While the band itself cite a band like Nirvana, and their anti-misogynistic message, as a pivotal moment in their musical journey, so too were the lyrics inspired by an incident of accidental sexism and the appropriate response to such an event.

“The lyrics were a late re-write, sparked by an event at my kids primary school,” Morris continues. “I asked a woman I knew was in the army if the medals her son was wearing at an Anzac Day assembly had been awarded to his grandfather. She turned to me and said, ‘No, they’re mine.’

“She was justifiably put out and I apologised immediately. I thought I was an enlightened guy, but even with the very obvious and clear evidence in front of me, I defaulted to a sexist observation. I realised that so much of who we think we are so often doesn’t match up with who we actually are.

“The lyrics to ‘A Good Man’ take their first steps there, questioning my own white middle class privilege and the opportunities they constantly afford me, at the expense of so many others. I’d been horrified that every woman I know had had a Me Too moment, and that I’d been so oblivious to this for so long. I continue to be outraged that there is gender pay gap in this country and others, that women still have to justify and consider choices in what they wear, and where they walk.

“I continue to be outraged by men who perpetuate any kind of violence against anyone really, but in particular those men who feel it’s ok to beat up women, or kill the children of the women who try to leave them. It’s not a light lyrical listen, but nor should it be.

“It’s also not a great time to be optimistic.
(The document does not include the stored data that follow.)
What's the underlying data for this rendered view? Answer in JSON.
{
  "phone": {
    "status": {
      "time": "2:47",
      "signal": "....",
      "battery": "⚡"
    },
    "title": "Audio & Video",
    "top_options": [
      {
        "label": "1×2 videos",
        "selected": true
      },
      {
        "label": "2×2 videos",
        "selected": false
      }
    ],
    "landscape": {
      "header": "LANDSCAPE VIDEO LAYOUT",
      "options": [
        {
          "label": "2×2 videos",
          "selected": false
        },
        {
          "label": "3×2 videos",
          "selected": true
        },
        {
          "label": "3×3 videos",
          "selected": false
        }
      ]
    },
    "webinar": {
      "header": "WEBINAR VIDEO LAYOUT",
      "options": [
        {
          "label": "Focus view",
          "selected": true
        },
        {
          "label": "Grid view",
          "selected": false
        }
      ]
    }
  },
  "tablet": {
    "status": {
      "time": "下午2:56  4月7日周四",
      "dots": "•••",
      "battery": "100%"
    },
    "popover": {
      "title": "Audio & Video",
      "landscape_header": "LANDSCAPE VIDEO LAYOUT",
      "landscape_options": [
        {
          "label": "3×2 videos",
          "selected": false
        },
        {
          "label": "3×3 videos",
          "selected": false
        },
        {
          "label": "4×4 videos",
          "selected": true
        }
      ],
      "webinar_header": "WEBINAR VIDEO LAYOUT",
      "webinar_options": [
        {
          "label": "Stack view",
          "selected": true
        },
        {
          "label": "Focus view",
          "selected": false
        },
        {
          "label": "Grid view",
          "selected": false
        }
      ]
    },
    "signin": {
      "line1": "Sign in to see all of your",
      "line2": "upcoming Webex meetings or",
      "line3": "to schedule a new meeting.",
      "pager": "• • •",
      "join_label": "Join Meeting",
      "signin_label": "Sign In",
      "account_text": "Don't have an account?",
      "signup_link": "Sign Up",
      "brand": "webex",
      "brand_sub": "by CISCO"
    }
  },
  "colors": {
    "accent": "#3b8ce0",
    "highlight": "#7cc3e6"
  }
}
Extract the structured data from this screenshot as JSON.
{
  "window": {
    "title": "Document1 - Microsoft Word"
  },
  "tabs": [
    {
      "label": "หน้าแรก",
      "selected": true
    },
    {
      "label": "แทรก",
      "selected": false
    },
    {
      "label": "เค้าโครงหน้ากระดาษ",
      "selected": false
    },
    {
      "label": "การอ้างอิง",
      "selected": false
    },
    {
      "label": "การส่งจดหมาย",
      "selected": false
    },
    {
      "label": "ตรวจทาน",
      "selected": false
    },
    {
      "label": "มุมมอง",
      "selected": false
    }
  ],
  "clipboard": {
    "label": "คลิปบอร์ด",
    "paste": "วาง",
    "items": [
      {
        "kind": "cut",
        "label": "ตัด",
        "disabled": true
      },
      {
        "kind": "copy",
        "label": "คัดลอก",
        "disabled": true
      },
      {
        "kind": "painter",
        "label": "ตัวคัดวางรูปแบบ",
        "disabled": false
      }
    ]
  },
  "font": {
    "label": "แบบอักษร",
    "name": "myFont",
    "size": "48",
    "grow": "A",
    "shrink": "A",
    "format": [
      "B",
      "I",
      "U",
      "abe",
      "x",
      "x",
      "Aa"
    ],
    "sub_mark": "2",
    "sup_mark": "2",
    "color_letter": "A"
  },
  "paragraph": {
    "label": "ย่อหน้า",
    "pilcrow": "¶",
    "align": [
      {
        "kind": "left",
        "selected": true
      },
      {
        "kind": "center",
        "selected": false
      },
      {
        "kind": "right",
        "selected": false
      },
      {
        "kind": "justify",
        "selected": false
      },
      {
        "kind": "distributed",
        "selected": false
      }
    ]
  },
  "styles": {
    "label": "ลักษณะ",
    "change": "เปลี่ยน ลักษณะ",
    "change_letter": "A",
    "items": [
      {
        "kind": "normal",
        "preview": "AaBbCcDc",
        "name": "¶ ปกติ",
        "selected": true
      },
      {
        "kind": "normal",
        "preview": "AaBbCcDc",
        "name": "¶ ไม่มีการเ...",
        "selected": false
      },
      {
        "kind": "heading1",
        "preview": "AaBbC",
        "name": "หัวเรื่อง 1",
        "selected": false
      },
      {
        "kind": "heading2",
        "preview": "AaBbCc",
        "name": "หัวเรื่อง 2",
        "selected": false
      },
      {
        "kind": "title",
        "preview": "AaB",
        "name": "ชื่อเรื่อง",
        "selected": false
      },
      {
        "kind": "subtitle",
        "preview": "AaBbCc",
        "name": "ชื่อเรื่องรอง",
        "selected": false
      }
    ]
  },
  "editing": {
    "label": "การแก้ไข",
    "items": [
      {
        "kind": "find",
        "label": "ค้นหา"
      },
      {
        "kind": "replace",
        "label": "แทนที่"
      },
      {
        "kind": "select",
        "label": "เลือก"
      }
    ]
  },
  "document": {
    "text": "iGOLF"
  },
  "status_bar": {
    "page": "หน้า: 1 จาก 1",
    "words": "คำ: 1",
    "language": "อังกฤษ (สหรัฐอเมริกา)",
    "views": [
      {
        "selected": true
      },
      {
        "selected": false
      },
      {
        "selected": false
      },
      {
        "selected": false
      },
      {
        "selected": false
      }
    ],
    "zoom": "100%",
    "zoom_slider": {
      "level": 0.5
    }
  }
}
Hopefully some of the naive intent of the chorus – ‘Another way, another day, another world‘ – still rings in people’s ears, and stirs them to ask a few questions. Then actually wait and listen to the answers, no matter how uncomfortable it might make them feel.”

The track also comes accompanied by a clip, directed by ARIA Award-winner Suziie Wang, and featuring the talents of film and stage actor Steve Rodgers as the song’s message is put into context.

“The idea is based on recognising and being confronted with the traditional masculine ideals that make ‘A Good Man’ and the harmful effect they have on society and men themselves,” Wang explains. “For generations, the masculine ideals of Stoicism, Competitiveness, Dominance and Aggression, have been both intentionally and unintentionally fostered and integrated into every part of our society.

“Aggression, Terrorizing and sometimes Remorse are sometimes the outcomes of the inability to appreciate and process emotions in a constructive way. A white male of this age is represented here because of the privilege that he represents in society and his life experience. He is at an age where he may have experienced many milestones to do with career, love, raising children, and is at a point where he may start to reflect on his life experiences.”

The Electorate’s debut album, You Don’t Have Time to Stay Lost, is out now, and available on physical and digital formats via the group’s Bandcamp.